“For me, Dune will be the coming of a god. I wanted to make something sacred, free, with new perspective. Open the mind!” ~Alejandro Jodorowsky
The Incredibly Strange section of the NZ International Film Festival is always worth a look. You never know what oddity you might find in the selection of films, but you can be sure that it will break the rules of traditional cinema and be a mind-bending experience. When I saw Jodorowsky’s Dune on this years list I was instantly intrigued – surely it didn’t mean that Alejandro Jodorowsky, director of the famously bizarre films El Topo and The Holy Mountain, had intended to make Frank Herbert’s genre defining novel into a film? And if this really was the case, how had I never heard about it?
Well, it turns out that Jodorowsky’s Dune is possibly the most famous film never made. This documentary of its short almost-life, and the repercussions that it has had on the film industry since then is one of the best films I have seen all year.
Since Dune’s publication in 1965, it has been considered one of the best books ever written in science fiction, and even those who dispute that can’t deny the impact it had on the genre.
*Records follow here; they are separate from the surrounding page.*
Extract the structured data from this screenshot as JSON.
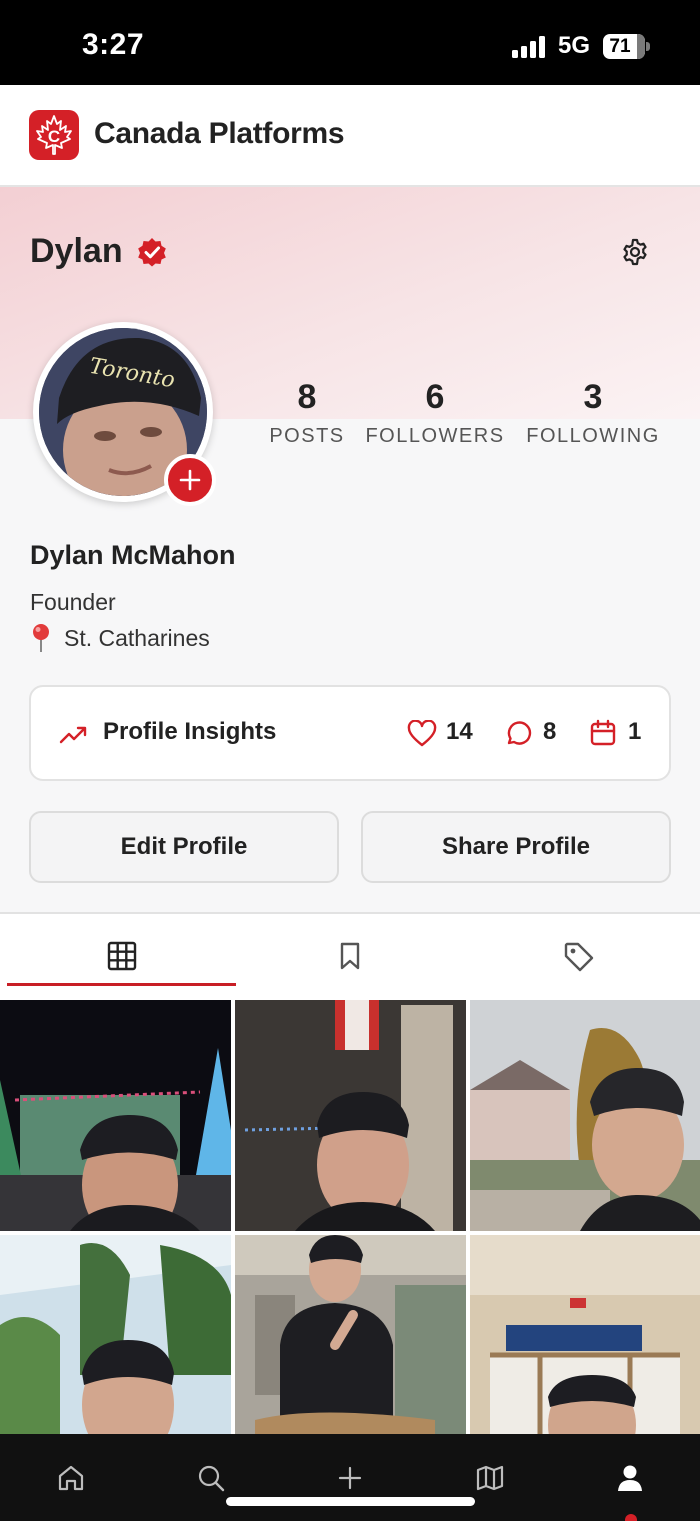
{
  "status_bar": {
    "time": "3:27",
    "network": "5G",
    "battery": "71"
  },
  "header": {
    "app_title": "Canada Platforms"
  },
  "profile": {
    "username": "Dylan",
    "full_name": "Dylan McMahon",
    "bio": "Founder",
    "location": "St. Catharines",
    "verified": true
  },
  "stats": [
    {
      "value": "8",
      "label": "POSTS"
    },
    {
      "value": "6",
      "label": "FOLLOWERS"
    },
    {
      "value": "3",
      "label": "FOLLOWING"
    }
  ],
  "insights": {
    "title": "Profile Insights",
    "likes": "14",
    "comments": "8",
    "events": "1"
  },
  "actions": {
    "edit": "Edit Profile",
    "share": "Share Profile"
  },
  "tabs": [
    {
      "icon": "grid-icon",
      "active": true
    },
    {
      "icon": "bookmark-icon",
      "active": false
    },
    {
      "icon": "tag-icon",
      "active": false
    }
  ],
  "bottom_nav": [
    "home-icon",
    "search-icon",
    "plus-icon",
    "map-icon",
    "profile-icon"
  ],
  "colors": {
    "brand": "#d42027",
    "accent_underline": "#c81e25",
    "banner": "#f3cfd3",
    "nav_bg": "#111111"
  }
}
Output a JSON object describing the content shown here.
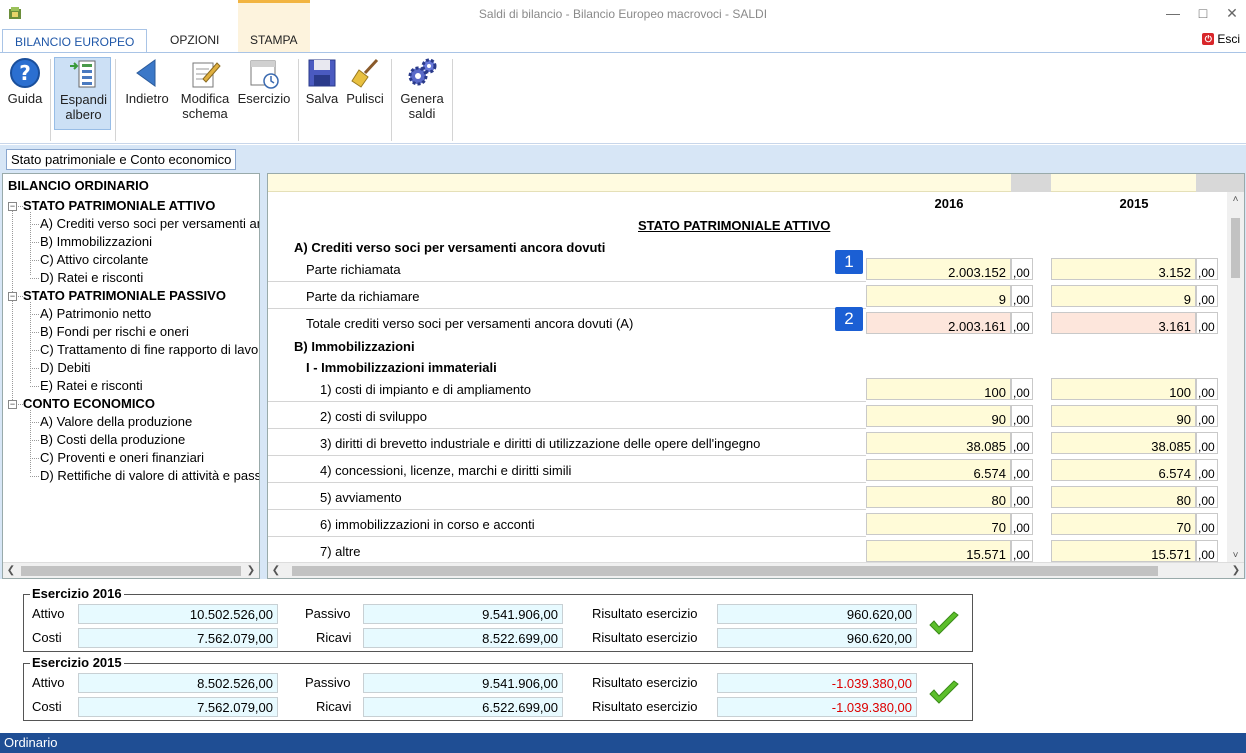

It has won both the Hugo and the Nebula, and been remade into a film and a mini series. However the most interesting of its adaptations is the one that never made it to the screen – Alejandro Jodorowsky’s Dune.
When Jodorowsky – affectionately called Jodo throughout the documentary – first conceptualised the film, he hadn’t even read the book. His intention was never to stay true to the plot but rather to be inspired by it and create a unique masterpiece based on Herbert’s work. More important to Jodorowsky than following a formula was that he found like-minded “spiritual warriors” for the film, people who worked with passion and wanted to make art rather than money. Somehow, through a combination of charisma, genius, and sheer determination, he collected an incredible team of people. The on-screen presence would have been outstanding, had the film been completed – Orson Welles, Mick Jagger, David Carradine, Gloria Swanson all signed on, and even Salvaor Dali himself was to be the Emperor of the Universe. Pink Floyd were committed to the soundtrack, but from a film/art perspective it was the behind-the-scenes workers who were truly stellar. Dan O’Bannon, Chris Foss, H.R Giger and Moebius all were deeply involved with the film, and when everything fell apart they went on to have huge roles in the creation of films such as Star Wars, Total Recall, Alien, and Prometheus.
Jodorowsky’s passion is clear from the moment he begins to speak. This, much like other Incredibly Strange films, is not a man to whom the usual rules seem to apply. He clearly lives in a world of his own, and for 88 minutes we – the audience – are drawn into this bizarre world. The most jarring moments in this vivid documentary are not, in fact, the parts where the strangest elements of Jodo’s film-making are shown (and anyone familiar with this director will know how strange that is). Even when he talks about the lengths he was willing to go to to make Dune, including putting his son through two years of intensive martial arts training and saying, quite honestly, “if I need to cut my arms in order to make that picture, I will cut my arms. I was even ready to die doing that.” – these moments make sense in his world. No, the most jarring moments are when the more traditional film industries collide with Jodo’s vision, when the Hollywood film studios turn down Dune because of the risks involved, when things such as “profit” and “feasibility” are mentioned.
It is no spoiler to say that Dune was given to another director, and that the eventual film was far removed from the Dune described in this documentary (though possibly more true to the source material). The heartbreak felt by the crew was immense, and Jodorowsky gave up film-making altogether to focus on comics with French Dune artist Moebius, though it is mentioned at the end of the documentary that last year Jodo once agained joined forces with French producer and long-time collaborator Michel Seydoux to create the autobiographical film The Dance of Reality.
Jodorowsky’s Dune is beautifully put together, combining interviews with people who worked with Jodorowsky, archival footage and even beautifully animated pieces of the original storyboard, which we get glimpses into as we are shown through Jodorowsky’s immense screenplay/book, lovingly collecting every piece of conceptual work from the film’s production. The film may have never made it to screen, but this book and this script circled through Hollywood and inspired many of the past century’s most iconic films: Star Wars, Blade Runner, Alien, The Matrix, to name a few. It is hard not to leave Dune’s world without feeling inspired, despite the outcome. To watch any artist with the passion documented here cannot help but inspire the same passion in others, and it truly shows that sometimes success does not always come from completion but rather the attempt and the process. A must-see film for anyone interested in science-fiction, art, film-making or simply in the creative act.